Research Pillars

COAI enables human–AI co-evolution through three complementary research pillars. Together, they provide the scientific foundation for ensuring AI systems remain aligned with human values — and for shaping joint human–AI systems that are transparent, governable, and beneficial.

Co-Evolve: Shaping Human–AI Systems

Developing, testing, and refining how humans and AI work and learn together.

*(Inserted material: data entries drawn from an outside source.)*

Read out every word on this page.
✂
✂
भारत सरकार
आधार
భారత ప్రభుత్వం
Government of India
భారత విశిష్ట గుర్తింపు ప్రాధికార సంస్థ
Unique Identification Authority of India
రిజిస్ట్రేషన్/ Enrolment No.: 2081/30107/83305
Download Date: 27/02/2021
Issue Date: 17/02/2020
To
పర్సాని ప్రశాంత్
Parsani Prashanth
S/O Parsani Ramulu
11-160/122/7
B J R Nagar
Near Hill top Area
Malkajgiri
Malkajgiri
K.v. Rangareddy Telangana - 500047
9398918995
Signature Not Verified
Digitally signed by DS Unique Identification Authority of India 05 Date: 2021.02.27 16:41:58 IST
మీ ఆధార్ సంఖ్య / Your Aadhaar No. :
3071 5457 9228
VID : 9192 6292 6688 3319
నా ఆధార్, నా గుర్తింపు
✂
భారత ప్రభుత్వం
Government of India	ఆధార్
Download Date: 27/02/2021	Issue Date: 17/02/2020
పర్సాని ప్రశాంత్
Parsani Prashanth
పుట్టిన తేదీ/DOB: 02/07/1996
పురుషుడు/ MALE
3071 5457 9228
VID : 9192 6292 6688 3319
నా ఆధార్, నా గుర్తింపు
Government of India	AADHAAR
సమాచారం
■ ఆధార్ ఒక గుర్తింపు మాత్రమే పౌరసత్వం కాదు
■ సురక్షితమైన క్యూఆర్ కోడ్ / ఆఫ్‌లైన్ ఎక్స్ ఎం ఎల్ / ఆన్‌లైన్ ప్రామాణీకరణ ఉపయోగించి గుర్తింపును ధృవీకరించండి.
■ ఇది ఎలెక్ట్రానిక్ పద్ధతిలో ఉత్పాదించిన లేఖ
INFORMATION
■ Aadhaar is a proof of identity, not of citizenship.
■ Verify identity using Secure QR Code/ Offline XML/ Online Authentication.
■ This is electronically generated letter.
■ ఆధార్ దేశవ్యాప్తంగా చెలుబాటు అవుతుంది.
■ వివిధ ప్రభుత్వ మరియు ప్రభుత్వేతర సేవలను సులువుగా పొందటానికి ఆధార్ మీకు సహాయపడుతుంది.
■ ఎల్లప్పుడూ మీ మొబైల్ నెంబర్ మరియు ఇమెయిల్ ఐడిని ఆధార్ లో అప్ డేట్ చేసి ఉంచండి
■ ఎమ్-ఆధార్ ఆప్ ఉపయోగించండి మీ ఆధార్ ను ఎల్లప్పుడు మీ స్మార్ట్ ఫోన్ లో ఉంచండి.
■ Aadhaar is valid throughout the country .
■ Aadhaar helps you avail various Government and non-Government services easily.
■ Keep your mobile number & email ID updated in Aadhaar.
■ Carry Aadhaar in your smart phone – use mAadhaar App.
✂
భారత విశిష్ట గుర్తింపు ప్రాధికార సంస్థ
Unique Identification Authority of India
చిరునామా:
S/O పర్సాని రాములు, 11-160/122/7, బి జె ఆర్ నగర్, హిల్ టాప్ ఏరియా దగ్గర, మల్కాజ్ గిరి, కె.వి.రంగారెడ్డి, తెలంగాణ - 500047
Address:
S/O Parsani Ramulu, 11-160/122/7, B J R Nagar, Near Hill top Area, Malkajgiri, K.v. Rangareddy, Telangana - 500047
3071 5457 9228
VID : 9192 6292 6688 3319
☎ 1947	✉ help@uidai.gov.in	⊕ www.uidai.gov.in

Detection, understanding, and control are essential capabilities — but they are means, not the end. COAI develops and evaluates models of human–AI collaboration in real and simulated environments — from hybrid teams and leadership models to organizational processes and societal implications. We build multi-agent testbeds and human–AI teaming simulations to study how collaboration succeeds and fails under realistic conditions. And we investigate the question at the heart of our work: how do humans maintain expertise, judgment, and agency in a world where AI increasingly shapes how we think, decide, and lead?

enabled by

Detect

Making Human–AI Systems Observable

We analyze AI agent behavior to identify hazards and leverage points for reliable human–AI collaboration. Our research focuses on understanding how hybrid teams of humans and AI agents can work together while maintaining human expertise and authority. We study emergent behavior in multi-agent collectives — including coordination, collision, and competition dynamics — and develop methods to detect when agents hide capabilities, manipulate their training process, or misrepresent their intentions. Beyond AI behavior, we also track how human behavior shifts in response to AI capabilities — changes in expertise, decision-making patterns, and authority structures that emerge as humans and AI agents work together.

Understand

Making Joint Behaviour Intelligible

Transparency is the foundation for meaningful human oversight and responsible co-evolution. We reverse-engineer the internal computations of AI models — their circuits, features, and representations — to make visible how they process information and arrive at decisions. Building on this, we focus on explainability: tracing why a system made a specific decision and communicating that reasoning in a way humans can verify. Beyond individual model behavior, we study interaction dynamics: how humans and AI systems develop shared reasoning patterns, how human decision-making adapts in the presence of AI, and where misalignment between human intent and system behavior emerges.

Control

Maintaining Meaningful Human Agency

Anticipating risks is essential for sustained human agency over AI-integrated systems. We research how to ensure AI systems pursue their intended goals and remain compatible with human values throughout their operation. This includes developing robust methods for maintaining reliable and predictable behavior under distribution shift, adversarial conditions, and novel situations — so that safety guarantees hold not only in controlled settings but also when systems encounter the complexity of real-world deployment. Beyond technical robustness, we develop governance mechanisms for joint human–AI decision-making and frameworks for accountability in hybrid teams.